Adem Birinci: GDO'dan amaç nedir?
A. Kırgöz: GDO'dan amaç sadece para ve kar değildir. Henry Kissenger'in “yiyeceği kontrol edersen insanları kontrol edersin” sözünden de anlaşılacağı gibi Amerikan küçük sosyo-politik elit tarafından tüm dünya insanlarının akıbeti değiştirmek isteniyor. Böylece önceki despot ve diktatörlerin hayal ettikleri gibi mutlak dünya hâkimiyeti son hedeftir.
Adem Birinci: GDO'nun yaygınlaşması için ne gibi metotlar uygulanmaktadır?
A. Kırgöz: Politik tehdit, hükümet baskısı, yalan, rüşvet ve cinayetler sıradan uygulanan baskılardır. Bütün bunlar biyoteknoloji endüstrisinin denetimsizleştirilmesini sağlamaktadır. Denetimsizlik kuralından başka denklik doktrini de uygulandı. Baba Bush 1986'da başkan yardımcısı Quayle ile birlikte Monsanto ve 5–6 büyük GDO şirketlerine özgürlük ve teşvikler tanıdı. Başkan 1992'de GDO'lu gıdaların diğer sıradan bitkilerle (mısır, soya, pirinç, pamuk) özde denk olduğunu bildirdi. GDO'lu bitkilerin sıradan gıdalarla denk sayılması niteliksel tahrifatı inkâr etmek demekti. Ciddi bilim adamlarının belirttiği gibi bu denklik tamamen sahte bilimseldi. Bu denklik doktrini esasen zehir ve biyokimyasal testlerin yapılmaması için bir bahaneydi. Denetleyici kurumlar GDO'lu şirketlerle işbirliği oluşturmuştu. Karşı çıkan bilim adamları işlerinden kovuldu. GDO konusunda şu kural geçerlidir: “SORU SORMA BİRŞEY SÖYLEME.”

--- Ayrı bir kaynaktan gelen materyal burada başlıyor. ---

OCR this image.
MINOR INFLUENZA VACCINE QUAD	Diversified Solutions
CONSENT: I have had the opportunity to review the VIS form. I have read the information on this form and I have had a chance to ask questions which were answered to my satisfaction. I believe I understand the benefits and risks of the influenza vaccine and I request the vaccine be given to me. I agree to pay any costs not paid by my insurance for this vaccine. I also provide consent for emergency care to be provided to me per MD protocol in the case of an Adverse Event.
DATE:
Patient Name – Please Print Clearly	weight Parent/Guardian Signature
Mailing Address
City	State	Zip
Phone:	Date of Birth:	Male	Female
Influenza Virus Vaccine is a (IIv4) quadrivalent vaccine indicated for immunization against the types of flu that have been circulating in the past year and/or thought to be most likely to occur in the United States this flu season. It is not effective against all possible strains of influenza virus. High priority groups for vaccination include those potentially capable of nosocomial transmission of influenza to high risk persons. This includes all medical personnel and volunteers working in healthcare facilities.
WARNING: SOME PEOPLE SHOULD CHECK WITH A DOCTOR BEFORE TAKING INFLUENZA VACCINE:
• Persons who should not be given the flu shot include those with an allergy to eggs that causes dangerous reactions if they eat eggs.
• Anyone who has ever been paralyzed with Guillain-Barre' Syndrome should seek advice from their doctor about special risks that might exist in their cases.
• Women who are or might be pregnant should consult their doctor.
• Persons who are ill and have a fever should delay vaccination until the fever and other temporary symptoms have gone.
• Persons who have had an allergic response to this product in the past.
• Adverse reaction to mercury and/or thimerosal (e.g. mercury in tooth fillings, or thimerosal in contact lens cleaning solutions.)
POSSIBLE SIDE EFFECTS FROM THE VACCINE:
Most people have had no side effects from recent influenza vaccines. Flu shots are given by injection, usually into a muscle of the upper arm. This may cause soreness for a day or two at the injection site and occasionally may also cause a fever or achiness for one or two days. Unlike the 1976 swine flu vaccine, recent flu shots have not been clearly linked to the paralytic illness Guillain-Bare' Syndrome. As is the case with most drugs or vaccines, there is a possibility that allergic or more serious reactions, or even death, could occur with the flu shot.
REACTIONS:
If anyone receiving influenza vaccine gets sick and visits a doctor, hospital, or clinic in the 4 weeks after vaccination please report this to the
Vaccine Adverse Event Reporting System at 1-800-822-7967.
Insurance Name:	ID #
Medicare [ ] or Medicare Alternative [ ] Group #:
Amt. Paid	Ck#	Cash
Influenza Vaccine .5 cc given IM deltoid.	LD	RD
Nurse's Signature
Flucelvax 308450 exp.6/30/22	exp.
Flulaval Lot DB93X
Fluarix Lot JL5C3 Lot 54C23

Adem Birinci: GDO'lu tohumlar biyolojik silah olarak kullanılabilir mi?
A. Kırgöz: Evet kullanılabilir. 1974'de ABD Dışişleri Bakanı ve Başkan Güvenlik Danışmanı Henry Kissenger, 200 sayfalık gizli ilaç ve gıdalarla soykırım raporu hazırlattı. Başta Türkiye olmak üzere 13 ülkeyi sırf nüfusları artıyor bu da ileride o ülkelerin teknolojik, ekonomik, siyasi ve askeri gelişmesine sebep olur. Bu durum ise ABD'nin varlığı için bir tehdit oluşturur. Bu sebeple Türkiye üzerinde ilaç ve gıdalarla soykırım uygulanması isteniyor. Bu gizli SOYKIRIM RAPORU 1995'de Joseph Brewda tarafından açığa çıkartıldı ve Schiller Enstitüsü tarafından duyuruldu. Bu rapor konusunda Kenan Demirkol'un “GDO: ÇAĞDAŞ ESARET” kitabının 25. sayfasında bilgi verilir. Prof. Dr. Kenan Demirkol Türk Tabipler Birliği Gıda Konseyi Başkanıdır. “Geleceğin Savaşı'' adlı bir kitap yazan Robert P. Kadlec GDO'lu ürünlerin biyolojik harpteki gücünü tartışır. ABD Hava Kuvvetleri (USAF) hava doktrin, araştırma ve eğitim kolejinden olan yazar 1990 yılında yazdığı kitabında şöyle diyor: ‘'Diğer kitle imha silahlarıyla kıyaslandığında biyolojik silahlar ucuzdur. Teknoloji ofisinin yaptığı son değerlendirmede bir biyolojik harp cephaneliğinin maliyetinin 10 milyon dolara kadar düşebileceğini rapor etmiştir. Tek bir nükleer silahın geliştirilmesinin 200 milyon dolar olduğu göz önüne alınırsa bu çok düşük bir rakamdır. Yarbay Kadlec sözlerine şöyle devam ediyor: ‘'Biyolojik silahları bir salgın ya da doğal olarak ortaya çıkan bir hastalık kisvesi altında kullanmak saldırgana saldırısını inkâr etme fırsatını verir. Bu bağlamda biyolojik silahlar nükleer silahlardan daha fazla imkân sunmaktadır.”